The first essential tool to tracking Santa is satellite surveillance. Specifically, NORAD uses the military’s Space-Based Infrared System, or SBIRS, according to Knott. It’s a constellation of probes that sit in super-high orbits above Earth looking for infrared signatures on the planet below. Infrared is a type of light that can’t be seen but is associated with heat, so SBIRS is good for tracking heat signatures coming off of things like intercontinental ballistic missiles, for instance.

“What we’re looking for here at NORAD is if something is being shot off from somewhere else in the world, and if it’s a threat to North America,” says Knott. “That way, if we need to, we can use our missile defense systems.”

SBIRS is supposedly picking up the infrared signature from Rudolph’s red nose

Of course, NORAD isn’t tracking any intercontinental ballistic missiles coming from Santa’s sleigh.
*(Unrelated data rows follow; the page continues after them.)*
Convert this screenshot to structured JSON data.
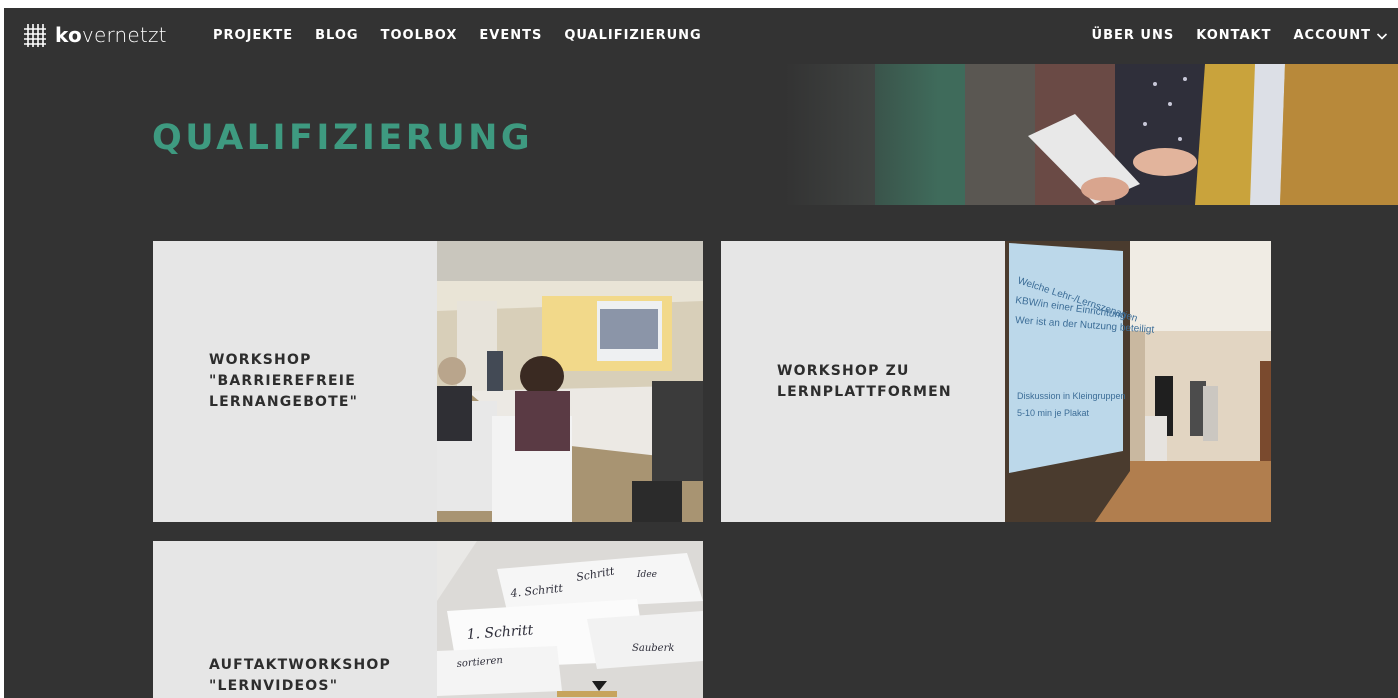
{
  "brand": {
    "logo_bold": "ko",
    "logo_light": "vernetzt"
  },
  "nav": {
    "left": [
      "PROJEKTE",
      "BLOG",
      "TOOLBOX",
      "EVENTS",
      "QUALIFIZIERUNG"
    ],
    "right": [
      "ÜBER UNS",
      "KONTAKT",
      "ACCOUNT"
    ]
  },
  "page": {
    "title": "QUALIFIZIERUNG"
  },
  "cards": [
    {
      "label": "WORKSHOP\n\"BARRIEREFREIE\nLERNANGEBOTE\""
    },
    {
      "label": "WORKSHOP ZU\nLERNPLATTFORMEN"
    },
    {
      "label": "AUFTAKTWORKSHOP\n\"LERNVIDEOS\""
    }
  ],
  "photo_texts": {
    "slide": [
      "Welche Lehr-/Lernszenarien",
      "KBW/in einer Einrichtung",
      "Wer ist an der Nutzung beteiligt",
      "Diskussion in Kleingruppen",
      "5-10 min je Plakat"
    ],
    "notes": [
      "1. Schritt",
      "4. Schritt",
      "Schritt",
      "Sauberk",
      "sortieren",
      "Idee"
    ]
  },
  "colors": {
    "background": "#333333",
    "accent": "#3e9a80",
    "card_bg": "#e6e6e6",
    "nav_text": "#ffffff"
  },
  "icons": [
    "logo-grid-icon",
    "chevron-down-icon"
  ]
}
Instead, SBIRS is supposedly picking up the infrared signature from Rudolph’s red nose, says Knott. Hopefully NORAD’s missile defense systems won’t be needed to mitigate any threat from the reindeer.

Radar systems

Radar is also critical for tracking Mr. Claus. That includes the North Warning System — a trail of 47 early-warning radar systems that runs along Canada’s coastline. NORAD uses these systems to quickly detect the presence of an unknown aircraft crossing into North American airspace. Such early warning allows NORAD to jump into action by sending fighter jets to meet any mysterious vehicles. But Santa shouldn’t be too worried. “Usually they can tell the difference between an airplane and Santa Claus’s sleigh,” says Knott.
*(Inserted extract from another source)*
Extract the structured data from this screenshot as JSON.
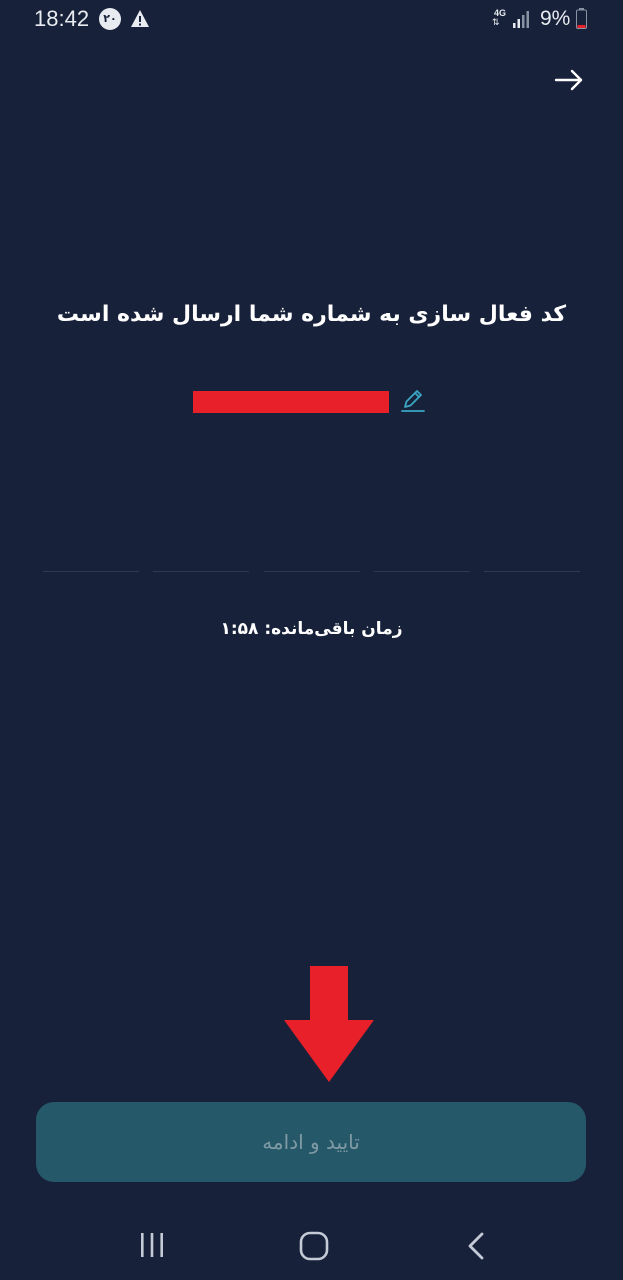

NORAD also has radar stations in other areas throughout the world, as well as radar satellites that help with the cause. And there is even radar on naval ships and platforms at sea that assist with tracking when Santa is transiting between continents. “Our naval ships can also be prepared to do gift retrieval if Santa hits an air pocket,” says Knott.

Fighter jets

The fighter jets that NORAD uses to investigate hostile aircraft entering North American airspace will also help keep an eye on Santa when he comes to our continent. These jets are part of a program called Operation Noble Eagle, which was started just a few days after September 11th, 2001. American pilots flying F-15s and F16s, as well as Canadian pilots flying CF-18s, are situated at dozens of bases across North America, and they’re capable of getting into the air in mere minutes.

F-16 Fighter Jets Patrol Over San Francisco Bay
Photo by Lance Cheung/U.S. Air Force via Getty Images

The jets for Operation Noble Eagle are also poised to meet up with aircraft that have been hijacked or any aircraft flying in Washington DC that shouldn’t be flying there. Today, however, they’ll be providing a short escort for Santa when he comes to the Western Hemisphere. “Santa can fly faster than starlight,” says Knott, “so he actually slows down to be able to say hello to our fighter jets. And then in a twinkle of an eye, he’s off.”


Okay, so this last means of tracking Santa isn’t actually real, but it’s still fun. NORAD has special “Santa cameras” situated at famous landmarks across the globe that can miraculously capture Kris as he travels at the speed of light. That way, there’s photographic evidence that Santa has indeed visited your country.

Other tracking options

Of course, a Santa tracker based on nuclear deterrence technologies might feel like it’s not really in the Christmas spirit. If you want something a little less militaristic, Google has a Santa Tracker website too, designed to show off its technologies. You can check out the Google tracker on Android, Google Maps, or just plain And those using Chromecast can stream the tracker to TV instead of the standard yule log.